While playing with pyevent, I saw this code:
def abort():
"""Abort event dispatch loop."""
cdef extern int event_gotsig
cdef extern int (*event_sigcb)()
event_sigcb = __event_sigcb
event_gotsig = 1
This is used in exception handling - if a callback throws an exception,
it does this to propogate the exception through immediately (breaking
out of the loop without running any more callbacks).

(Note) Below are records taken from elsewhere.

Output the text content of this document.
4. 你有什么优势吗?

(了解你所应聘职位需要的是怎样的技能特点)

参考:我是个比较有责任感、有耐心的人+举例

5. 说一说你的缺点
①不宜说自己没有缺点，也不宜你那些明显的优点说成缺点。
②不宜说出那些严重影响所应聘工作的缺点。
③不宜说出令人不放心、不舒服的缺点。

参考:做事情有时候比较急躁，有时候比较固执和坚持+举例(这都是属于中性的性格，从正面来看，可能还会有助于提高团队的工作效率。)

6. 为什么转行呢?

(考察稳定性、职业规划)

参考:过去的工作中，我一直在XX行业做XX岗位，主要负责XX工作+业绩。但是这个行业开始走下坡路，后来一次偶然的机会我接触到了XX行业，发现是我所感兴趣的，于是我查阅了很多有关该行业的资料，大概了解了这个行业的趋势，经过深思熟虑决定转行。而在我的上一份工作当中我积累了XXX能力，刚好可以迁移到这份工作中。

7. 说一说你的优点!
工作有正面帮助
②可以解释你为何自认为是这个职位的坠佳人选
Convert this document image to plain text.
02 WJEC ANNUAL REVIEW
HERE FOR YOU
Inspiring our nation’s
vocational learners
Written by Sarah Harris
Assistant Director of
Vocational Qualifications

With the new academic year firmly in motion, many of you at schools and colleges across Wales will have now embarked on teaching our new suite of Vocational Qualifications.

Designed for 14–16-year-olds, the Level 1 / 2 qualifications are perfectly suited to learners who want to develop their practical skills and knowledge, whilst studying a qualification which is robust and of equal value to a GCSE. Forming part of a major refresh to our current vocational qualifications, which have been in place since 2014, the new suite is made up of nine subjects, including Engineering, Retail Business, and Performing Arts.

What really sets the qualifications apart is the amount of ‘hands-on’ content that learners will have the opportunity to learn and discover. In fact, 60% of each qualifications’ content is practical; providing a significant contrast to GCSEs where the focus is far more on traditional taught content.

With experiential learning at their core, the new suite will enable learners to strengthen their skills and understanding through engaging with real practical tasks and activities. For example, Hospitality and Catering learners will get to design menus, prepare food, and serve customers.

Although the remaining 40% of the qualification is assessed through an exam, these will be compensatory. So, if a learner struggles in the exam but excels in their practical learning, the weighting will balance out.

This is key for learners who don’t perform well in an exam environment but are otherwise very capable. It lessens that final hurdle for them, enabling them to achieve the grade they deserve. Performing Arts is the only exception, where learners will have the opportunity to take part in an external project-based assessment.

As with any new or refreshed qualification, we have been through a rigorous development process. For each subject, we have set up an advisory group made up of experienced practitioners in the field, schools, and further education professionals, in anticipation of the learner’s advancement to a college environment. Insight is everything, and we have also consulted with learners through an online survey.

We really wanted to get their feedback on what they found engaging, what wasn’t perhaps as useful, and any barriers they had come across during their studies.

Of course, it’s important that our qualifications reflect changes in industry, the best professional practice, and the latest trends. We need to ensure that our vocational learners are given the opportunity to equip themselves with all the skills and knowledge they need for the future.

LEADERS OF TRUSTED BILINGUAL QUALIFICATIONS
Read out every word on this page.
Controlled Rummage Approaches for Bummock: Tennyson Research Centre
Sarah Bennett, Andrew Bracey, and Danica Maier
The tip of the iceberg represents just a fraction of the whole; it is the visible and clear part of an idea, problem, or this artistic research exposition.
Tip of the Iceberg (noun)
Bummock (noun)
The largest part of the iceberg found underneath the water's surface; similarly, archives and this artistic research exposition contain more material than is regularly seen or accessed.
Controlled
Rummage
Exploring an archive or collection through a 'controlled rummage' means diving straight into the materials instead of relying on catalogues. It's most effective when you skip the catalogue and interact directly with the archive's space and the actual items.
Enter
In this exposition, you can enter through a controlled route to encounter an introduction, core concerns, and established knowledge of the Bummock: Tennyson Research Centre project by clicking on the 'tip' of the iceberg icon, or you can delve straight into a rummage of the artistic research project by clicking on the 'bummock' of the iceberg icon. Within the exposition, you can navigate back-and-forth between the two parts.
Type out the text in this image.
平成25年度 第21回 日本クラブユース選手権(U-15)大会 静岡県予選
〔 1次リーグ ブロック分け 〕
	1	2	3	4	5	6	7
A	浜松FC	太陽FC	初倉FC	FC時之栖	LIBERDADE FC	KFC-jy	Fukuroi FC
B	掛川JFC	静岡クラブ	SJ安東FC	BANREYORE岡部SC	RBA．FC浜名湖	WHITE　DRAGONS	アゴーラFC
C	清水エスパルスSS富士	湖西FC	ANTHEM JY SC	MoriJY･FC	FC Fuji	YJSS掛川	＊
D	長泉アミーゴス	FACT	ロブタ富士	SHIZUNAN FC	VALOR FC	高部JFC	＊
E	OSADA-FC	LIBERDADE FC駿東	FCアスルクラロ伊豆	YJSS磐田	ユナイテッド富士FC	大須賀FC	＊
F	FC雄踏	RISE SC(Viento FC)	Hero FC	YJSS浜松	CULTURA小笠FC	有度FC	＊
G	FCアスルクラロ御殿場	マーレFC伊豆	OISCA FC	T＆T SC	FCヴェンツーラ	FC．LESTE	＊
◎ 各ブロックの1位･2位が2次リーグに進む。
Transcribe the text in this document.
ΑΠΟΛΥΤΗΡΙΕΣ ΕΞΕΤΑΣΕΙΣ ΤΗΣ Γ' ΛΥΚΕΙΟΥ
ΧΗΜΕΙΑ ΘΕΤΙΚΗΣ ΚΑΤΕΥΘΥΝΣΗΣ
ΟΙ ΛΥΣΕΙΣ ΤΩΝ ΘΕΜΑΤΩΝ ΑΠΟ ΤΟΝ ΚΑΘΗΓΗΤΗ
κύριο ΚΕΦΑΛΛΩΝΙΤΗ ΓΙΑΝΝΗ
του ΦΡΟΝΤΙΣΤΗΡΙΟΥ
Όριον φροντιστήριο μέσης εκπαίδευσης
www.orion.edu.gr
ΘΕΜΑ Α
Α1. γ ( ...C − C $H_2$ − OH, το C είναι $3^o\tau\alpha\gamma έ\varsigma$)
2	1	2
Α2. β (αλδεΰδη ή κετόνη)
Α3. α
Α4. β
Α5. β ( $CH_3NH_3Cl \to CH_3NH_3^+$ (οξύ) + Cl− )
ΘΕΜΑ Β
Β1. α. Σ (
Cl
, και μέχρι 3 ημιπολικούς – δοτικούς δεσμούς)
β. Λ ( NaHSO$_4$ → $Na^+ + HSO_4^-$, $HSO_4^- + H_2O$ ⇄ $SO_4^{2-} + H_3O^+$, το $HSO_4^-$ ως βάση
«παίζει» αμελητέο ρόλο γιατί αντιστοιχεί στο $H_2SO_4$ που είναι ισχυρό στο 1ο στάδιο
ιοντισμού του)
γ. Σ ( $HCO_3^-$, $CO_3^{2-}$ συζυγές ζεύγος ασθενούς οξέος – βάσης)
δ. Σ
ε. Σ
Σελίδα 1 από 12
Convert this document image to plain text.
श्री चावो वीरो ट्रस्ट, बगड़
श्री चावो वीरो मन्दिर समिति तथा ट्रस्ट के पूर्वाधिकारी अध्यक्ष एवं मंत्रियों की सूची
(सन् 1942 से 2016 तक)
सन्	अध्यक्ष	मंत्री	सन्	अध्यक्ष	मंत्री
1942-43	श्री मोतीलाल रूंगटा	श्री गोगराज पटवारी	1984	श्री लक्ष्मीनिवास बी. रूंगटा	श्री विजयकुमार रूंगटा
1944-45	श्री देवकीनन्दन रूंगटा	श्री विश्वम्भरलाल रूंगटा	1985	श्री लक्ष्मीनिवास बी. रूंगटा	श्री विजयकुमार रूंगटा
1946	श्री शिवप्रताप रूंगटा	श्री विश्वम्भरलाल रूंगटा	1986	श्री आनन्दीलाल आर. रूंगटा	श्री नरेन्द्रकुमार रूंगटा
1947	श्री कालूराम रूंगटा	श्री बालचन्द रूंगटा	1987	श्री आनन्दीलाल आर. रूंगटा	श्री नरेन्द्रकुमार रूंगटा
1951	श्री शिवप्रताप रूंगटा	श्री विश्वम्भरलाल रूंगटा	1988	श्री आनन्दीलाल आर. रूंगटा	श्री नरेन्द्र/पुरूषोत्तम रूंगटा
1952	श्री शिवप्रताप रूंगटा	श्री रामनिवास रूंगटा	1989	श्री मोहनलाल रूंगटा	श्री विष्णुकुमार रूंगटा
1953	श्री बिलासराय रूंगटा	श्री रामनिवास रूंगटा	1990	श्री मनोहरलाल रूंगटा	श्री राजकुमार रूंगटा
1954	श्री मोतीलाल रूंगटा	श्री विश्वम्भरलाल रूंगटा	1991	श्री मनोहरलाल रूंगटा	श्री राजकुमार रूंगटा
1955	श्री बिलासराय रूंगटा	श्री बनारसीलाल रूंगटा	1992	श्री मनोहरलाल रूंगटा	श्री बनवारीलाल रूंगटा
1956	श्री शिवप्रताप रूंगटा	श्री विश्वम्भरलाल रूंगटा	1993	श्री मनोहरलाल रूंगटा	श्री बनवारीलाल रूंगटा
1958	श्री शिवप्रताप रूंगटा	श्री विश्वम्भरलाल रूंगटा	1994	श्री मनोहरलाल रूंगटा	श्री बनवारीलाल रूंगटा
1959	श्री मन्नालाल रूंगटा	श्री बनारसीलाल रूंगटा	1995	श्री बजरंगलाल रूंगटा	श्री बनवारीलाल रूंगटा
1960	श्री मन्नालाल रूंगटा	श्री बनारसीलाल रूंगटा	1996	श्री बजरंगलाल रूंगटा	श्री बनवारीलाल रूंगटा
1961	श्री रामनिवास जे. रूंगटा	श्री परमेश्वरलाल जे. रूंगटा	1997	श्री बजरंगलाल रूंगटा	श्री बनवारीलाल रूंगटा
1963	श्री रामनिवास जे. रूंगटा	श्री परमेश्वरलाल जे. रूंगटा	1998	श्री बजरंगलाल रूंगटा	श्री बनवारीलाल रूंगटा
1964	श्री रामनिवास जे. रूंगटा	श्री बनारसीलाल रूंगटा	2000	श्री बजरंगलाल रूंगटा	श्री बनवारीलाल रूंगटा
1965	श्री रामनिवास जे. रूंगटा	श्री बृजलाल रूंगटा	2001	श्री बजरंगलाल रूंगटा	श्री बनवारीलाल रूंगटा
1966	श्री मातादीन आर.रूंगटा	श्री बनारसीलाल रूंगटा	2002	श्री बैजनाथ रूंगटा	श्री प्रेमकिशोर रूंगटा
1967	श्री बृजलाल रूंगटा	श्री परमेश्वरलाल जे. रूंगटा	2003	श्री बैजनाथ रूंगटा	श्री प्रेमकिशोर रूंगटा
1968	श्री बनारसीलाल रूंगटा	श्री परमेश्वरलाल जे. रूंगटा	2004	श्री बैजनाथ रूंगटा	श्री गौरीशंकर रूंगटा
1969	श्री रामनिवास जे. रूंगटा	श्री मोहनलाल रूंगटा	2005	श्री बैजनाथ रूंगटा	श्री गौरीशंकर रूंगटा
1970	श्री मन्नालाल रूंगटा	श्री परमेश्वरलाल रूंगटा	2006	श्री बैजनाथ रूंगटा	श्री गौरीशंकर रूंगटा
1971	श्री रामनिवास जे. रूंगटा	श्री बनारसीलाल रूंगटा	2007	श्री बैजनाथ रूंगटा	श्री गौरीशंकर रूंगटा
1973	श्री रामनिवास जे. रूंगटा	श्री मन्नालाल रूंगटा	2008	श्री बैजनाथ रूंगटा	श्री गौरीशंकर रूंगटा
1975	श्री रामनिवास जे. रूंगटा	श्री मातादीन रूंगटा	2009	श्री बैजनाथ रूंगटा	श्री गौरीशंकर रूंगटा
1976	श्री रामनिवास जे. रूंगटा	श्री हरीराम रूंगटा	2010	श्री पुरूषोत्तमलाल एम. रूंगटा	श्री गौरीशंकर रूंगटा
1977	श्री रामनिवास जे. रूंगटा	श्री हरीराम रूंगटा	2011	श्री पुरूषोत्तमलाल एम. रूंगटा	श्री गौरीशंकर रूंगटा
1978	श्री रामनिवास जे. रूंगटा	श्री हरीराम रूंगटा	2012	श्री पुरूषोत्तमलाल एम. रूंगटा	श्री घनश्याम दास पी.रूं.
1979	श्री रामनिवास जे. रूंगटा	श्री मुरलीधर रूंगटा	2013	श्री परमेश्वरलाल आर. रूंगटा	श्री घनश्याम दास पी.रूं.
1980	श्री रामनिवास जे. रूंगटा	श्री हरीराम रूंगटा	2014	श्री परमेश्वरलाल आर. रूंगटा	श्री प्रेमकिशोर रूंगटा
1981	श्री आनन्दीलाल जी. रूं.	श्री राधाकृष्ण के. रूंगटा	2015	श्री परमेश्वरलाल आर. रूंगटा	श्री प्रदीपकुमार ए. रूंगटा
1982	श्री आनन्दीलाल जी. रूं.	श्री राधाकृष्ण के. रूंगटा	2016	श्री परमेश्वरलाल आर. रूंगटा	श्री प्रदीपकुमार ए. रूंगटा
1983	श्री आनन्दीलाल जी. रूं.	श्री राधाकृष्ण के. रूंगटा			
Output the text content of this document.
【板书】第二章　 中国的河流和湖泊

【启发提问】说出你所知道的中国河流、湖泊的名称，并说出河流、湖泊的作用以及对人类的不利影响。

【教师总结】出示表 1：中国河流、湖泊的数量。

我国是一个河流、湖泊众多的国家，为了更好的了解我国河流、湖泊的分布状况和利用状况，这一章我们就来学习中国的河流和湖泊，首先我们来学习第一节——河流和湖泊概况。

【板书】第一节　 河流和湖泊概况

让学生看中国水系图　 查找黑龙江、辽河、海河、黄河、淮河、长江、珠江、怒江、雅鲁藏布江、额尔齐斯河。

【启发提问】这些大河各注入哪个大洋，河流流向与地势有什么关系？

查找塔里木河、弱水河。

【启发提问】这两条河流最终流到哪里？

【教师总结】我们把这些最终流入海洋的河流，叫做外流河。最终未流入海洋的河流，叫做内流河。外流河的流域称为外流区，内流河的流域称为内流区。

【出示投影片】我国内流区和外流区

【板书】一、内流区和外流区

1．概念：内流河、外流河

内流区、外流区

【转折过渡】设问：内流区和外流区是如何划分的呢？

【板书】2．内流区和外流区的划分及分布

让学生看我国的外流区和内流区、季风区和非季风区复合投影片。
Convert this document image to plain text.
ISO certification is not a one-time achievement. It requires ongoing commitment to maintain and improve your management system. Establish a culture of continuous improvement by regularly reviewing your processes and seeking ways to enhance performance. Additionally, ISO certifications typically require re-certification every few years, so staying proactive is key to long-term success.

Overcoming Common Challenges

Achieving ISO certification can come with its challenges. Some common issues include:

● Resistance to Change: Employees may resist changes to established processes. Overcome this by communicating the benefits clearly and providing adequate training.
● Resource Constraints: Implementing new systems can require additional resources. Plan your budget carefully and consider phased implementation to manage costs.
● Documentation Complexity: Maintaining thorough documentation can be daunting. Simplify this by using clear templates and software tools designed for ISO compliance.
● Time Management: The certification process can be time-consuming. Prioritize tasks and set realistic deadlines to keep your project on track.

This off-label use of a deprecated libevent interface is confusing, and
I suspect it can interact badly with the more modern signal handling
interface.
I propose instead that libevent have a event_base_loop_break() and
event_loop_break(). (Or whatever you want them called.) They'd differ
from event_{base_,}loop_exit() in that they would *immediately* abort
the loop without finishing the iteration (i.e., sooner than
event_base_loop_exit({.tv_sec=0, .tv_usec=0})). They'd be analogous to
the C "break;" statement. Like event_loop_exit(), the next dispatch
would be unaffected.
Feelings? I'd be happy to work up a patch and unit test.
Best regards,
Scott
[1] - Well, not quite, because there's a bug.
<http://code.google.com/p/pyevent/issues/detail?id=6> But it's clearly
intended to, and with a small patch it does.